The fool says in his heart, there is no God. The only difference between now and David’s time is that today, we’ve got plenty of people who are darn fool enough to say it out loud.
Nowadays, we use the word “fool” to mean someone who is stupid, thoughtless, unwise, or easily deceived and imposed on. In the Bible, it also means someone who is wicked or impious. It refers not so much to a person’s mental equipment as to his outlook on life.
Whatever a fool may say outwardly, or whatever he may attempt to appear in terms of religious observance, in his heart he does not acknowledge God at all. There might as well be no God as far as the fool is concerned.
I see the word for “fool” used here is “nabal.” David encountered a man named Nabal once, although I doubt if his mother gave him that name or that anyone called him that to his face. He was so ungrateful and so boorish in his refusal to help David that only his wife’s quick thinking prevented David from killing him and all of his servants.

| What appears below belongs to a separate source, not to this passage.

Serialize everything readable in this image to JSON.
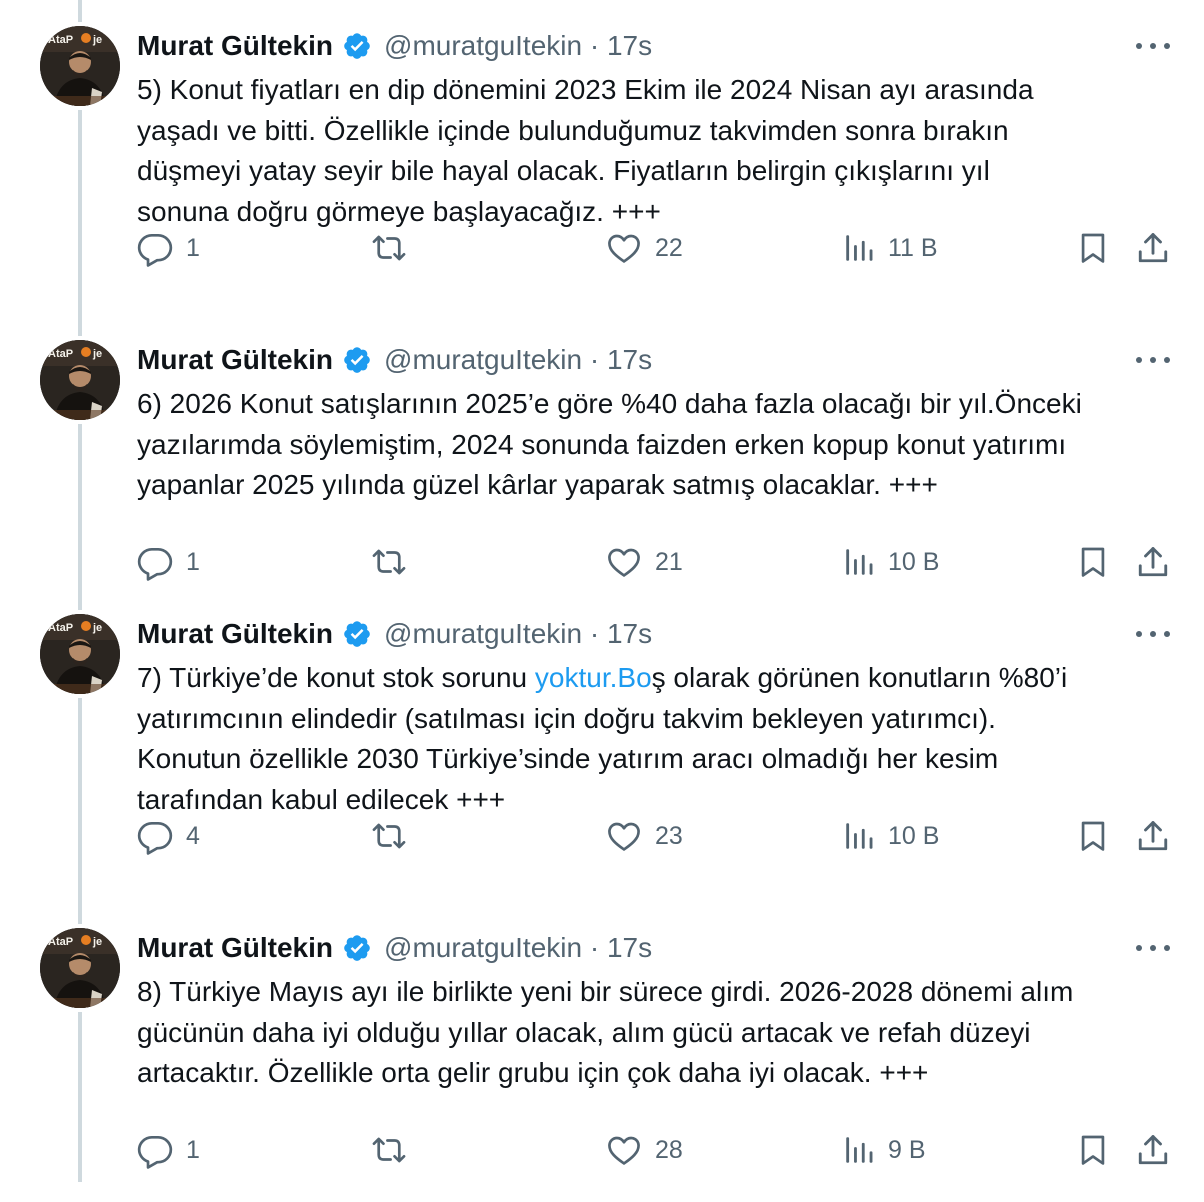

Elsewhere in the Old Testament, we can read about other fools. They offered all the right sacrifices and outwardly followed all the right rituals in order to appear respectable to their neighbors and associates.

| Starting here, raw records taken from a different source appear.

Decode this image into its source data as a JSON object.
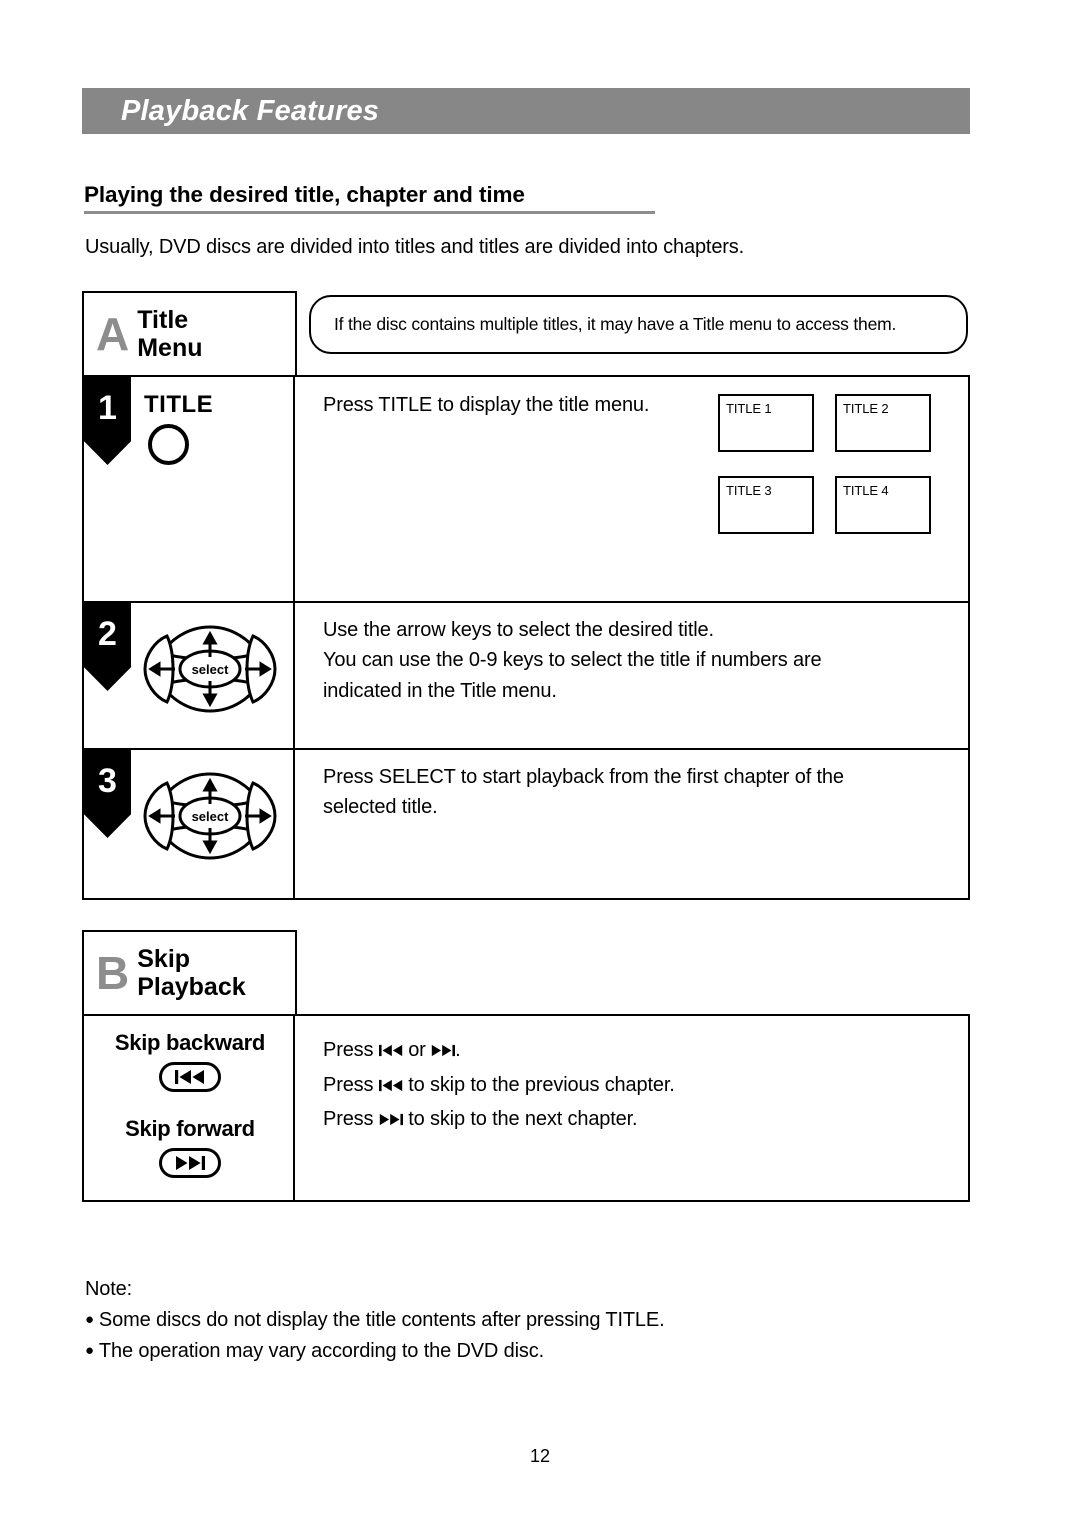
{
  "page": {
    "header_title": "Playback Features",
    "section_heading": "Playing the desired title, chapter and time",
    "intro": "Usually, DVD discs are divided into titles and titles are divided into chapters.",
    "page_number": "12",
    "colors": {
      "header_bar": "#878787",
      "header_text": "#ffffff",
      "section_letter": "#8d8d8d",
      "rule": "#8d8d8d",
      "ink": "#000000",
      "paper": "#ffffff"
    }
  },
  "section_a": {
    "letter": "A",
    "name_line1": "Title",
    "name_line2": "Menu",
    "callout": "If the disc contains multiple titles, it may have a Title menu to access them.",
    "steps": [
      {
        "number": "1",
        "key_label": "TITLE",
        "key_icon": "round-button-icon",
        "text": "Press TITLE to display the title menu.",
        "title_menu": {
          "boxes": [
            "TITLE 1",
            "TITLE 2",
            "TITLE 3",
            "TITLE 4"
          ]
        }
      },
      {
        "number": "2",
        "key_icon": "dpad-select-icon",
        "dpad_center_label": "select",
        "text_lines": [
          "Use the arrow keys to select the desired title.",
          "You can use the 0-9 keys to select the title if numbers are",
          "indicated in the Title menu."
        ]
      },
      {
        "number": "3",
        "key_icon": "dpad-select-icon",
        "dpad_center_label": "select",
        "text_lines": [
          "Press SELECT to start playback from the first chapter of the",
          "selected title."
        ]
      }
    ]
  },
  "section_b": {
    "letter": "B",
    "name_line1": "Skip",
    "name_line2": "Playback",
    "keys": [
      {
        "label": "Skip backward",
        "icon": "skip-backward-icon",
        "glyph": "◀◀"
      },
      {
        "label": "Skip forward",
        "icon": "skip-forward-icon",
        "glyph": "▶▶"
      }
    ],
    "lines": [
      {
        "pre": "Press ",
        "icon1": "skip-backward-icon",
        "mid": " or ",
        "icon2": "skip-forward-icon",
        "post": "."
      },
      {
        "pre": "Press ",
        "icon1": "skip-backward-icon",
        "post": " to skip to the previous chapter."
      },
      {
        "pre": "Press ",
        "icon1": "skip-forward-icon",
        "post": " to skip to the next chapter."
      }
    ]
  },
  "notes": {
    "label": "Note:",
    "items": [
      "Some discs do not display the title contents after pressing TITLE.",
      "The operation may vary according to the DVD disc."
    ]
  }
}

They kept the Sabbath but resented it. They could not buy or sell. They could not work at all and feared the weekly loss of a chance to earn their living. So they spent the Sabbath planning their next opportunity to make money and new, more subtle ways of swindling others. They hardly ever gave any thought to God.
It would be nice if this psalm would let us nod and agree that there are a lot of fools in the world. And just be comfortable in the fact that we, at least, do believe in God– sort of like the Pharisee that thanked God he was not like other men.
But the sad truth of the matter is that none of us are safe from foolishness. David says God looks down from heaven on the whole human race to see if anyone understands. It must have pained David, the man after God’s own heart, to write this, but God’s verdict is that all have become corrupt and no one does good—no, not one. Not even David. Not even me, not even anyone any of us have ever heard of but Jesus.
In the last verse, David caught only a glimmer of what God intended to do about all this pervasive foolishness. We get a clearer picture in the cross of Jesus, but in this time of Lenten preparation, we have to recognize that we don’t yet have sufficient revelation to preserve us from all foolishness. Thanks be to God that he has plans to finish what he has started.